この15年間、コラムやインタビュー、対談などの記事を通じて、本当にさまざまな方たちのお話をうかがうことができました。その蓄積をただ眠らせておくのはもったいない! というわけで、過去の「マガジン9」掲載記事の中から、スタッフが厳選した「今だからこそ読みたい」コンテンツを再掲していきます。掲載当時とは状況などが変わっているところもありますが、今の状況との共通点に気づかされたり、新たな視点が見えてきたりすることも。未読の方も再読の方も、改めて、ぜひ読んでみてください。
※記事の内容、プロフィールなどは公開当時のものです。このシリーズは不定期で更新していきます。

 新型コロナウイルスの感染拡大に伴う緊急事態宣言が7都府県に出されてから2週間あまり。先が見えない息苦しい雰囲気が社会を覆う中、SNSなどでしばしば見聞きする言説があります。
 「今は大変なときなんだから、政府批判は置いておいて力を合わせて頑張るべきだ」。
 大きな影響力があるであろう著名人までがそんな感じの書き込みをしているのを見て、重苦しい気持ちになりました。大変なときだからこそ、おかしいことはおかしいと声をあげて、よりよい方策を探っていくべきではないのか、と思います。
 そんなことを考えていて思い出したのが、下記の社会学者・本田由紀さんへのインタビュー。〈「上から言われたこと」をそのまま受け入れる、従順な人材〉の育成が進められる教育現場の現状についてお話しいただいた後、本田さんはこう締めくくられました。多くの人が毎日の生活にいっぱいいっぱいの今だからこそ、時々思い起こしておきたい言葉だと思います。

政府・政治家の言動に対して、「それはおかしい」「間違っている」と言い続けること、そうできるような姿勢を維持し続けること。「戦争」や全体主義に向かうこの流れに飲み込まれないために、それが何よりも不可欠だと思います。

*小中学校での道徳教育「教科化」など、教育の場における問題についてお聞きした、下記のインタビューなどもあわせてお読みください。
▼鶴田敦子さん(子どもと教科書全国ネット代表委員)インタビュー
教育全体に、「道徳」的価値観が持ち込まれつつある(2018年1月10日公開)
▼宮澤弘道さん(「道徳の教科化を考える会」代表)インタビュー
道徳は、学校で教えるべき「学問」ではない(2018年7月4日公開)
▼寺脇研さん×前川喜平さん対談
教育基本法改正、脱ゆとり教育、道徳教育…今、日本の「教育」はどうなっているのか(2020年3月4日公開)

2017年8月2日UP
本田由紀さんに聞いた(その2)
「戦争のできる国」に向かう流れに飲み込まれないために

「極右ネットワーク」と教育基本法改正

――前回、家庭教育支援法が成立していなくても、国家による家庭への介入は着々と進められているというお話をお聞きしました。これは、いつごろからはじまった動きなのでしょうか。

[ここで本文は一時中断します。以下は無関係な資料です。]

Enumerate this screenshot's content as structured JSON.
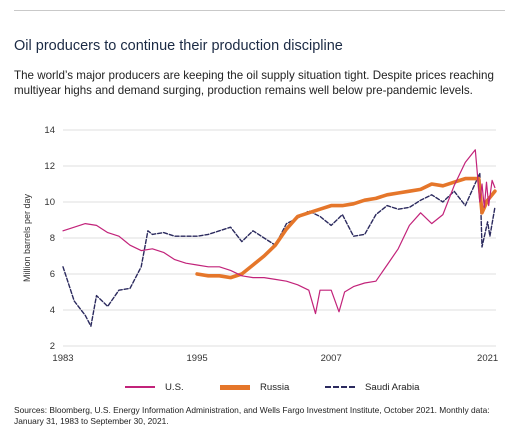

本田 動きとしては、少なくとも1990年代半ばからはっきりあったと思います。この時期、「酒鬼薔薇事件」(神戸連続児童殺傷事件)などの衝撃的な事件が続いたことや、「引きこもり」「ニート」といった言葉が注目を集めたこともあって、「子どもたちがおかしくなっている、家庭教育を見直さなくては」という言説が一気に出てきたんですね。
 事実、90年代後半以降に発表された教育政策に関する政府文書の中では、家庭教育の重要性が繰り返し謳われています。たとえば「酒鬼薔薇事件」の後に出された中央教育審議会答申(1998年6月)では、子どもたちの「生きる力」が重要で、それは家庭で身につけるものであるとして、家庭での読み聞かせや一緒に食事を取ることの重要性が説かれており、その後に政府は「家庭教育ノート」「家庭教育ビデオ」の作成・配布を開始しました。
 あるいは2007年6月の教育再生会議第二次報告では、子どもたちの規範意識や「早寝早起き朝ごはん」などの生活習慣、挨拶やしつけ、礼儀作法などについて、家庭が学校や地域と連携しながら身に付けさせる、と書かれています。
 そうした、「家庭の責任」を強調する言説が、90年代後半からどんどん強まってきたわけです。

――それはなぜそうなったと考えられますか。

本田 90年代、バブル崩壊の後あたりから、教科書問題や「慰安婦」の問題においても、非常に歴史修正主義的な主張をする「極右ネットワーク」というべき動きが活発化しています。その影響は何らかの形で受けているのではないでしょうか。
 そして、こうした動きがはっきりと形を取って現れたのが2006年、第一次安倍政権下で行われた教育基本法改正です。このときに、「父母その他の保護者は、子の教育について第一義的責任を有する」などとする第10条「家庭教育」という項目が新設されました。それを根拠に、前回お話ししたような家庭教育についての押しつけがどんどん強まっているというのが今の状況だと思います。
 そう考えると、先日成立した「共謀罪」法についても、あれを根拠にして何でもやってもいいというようなことが、これからどんどん起きるんじゃないかと暗鬱な気持ちになっているんですけどね。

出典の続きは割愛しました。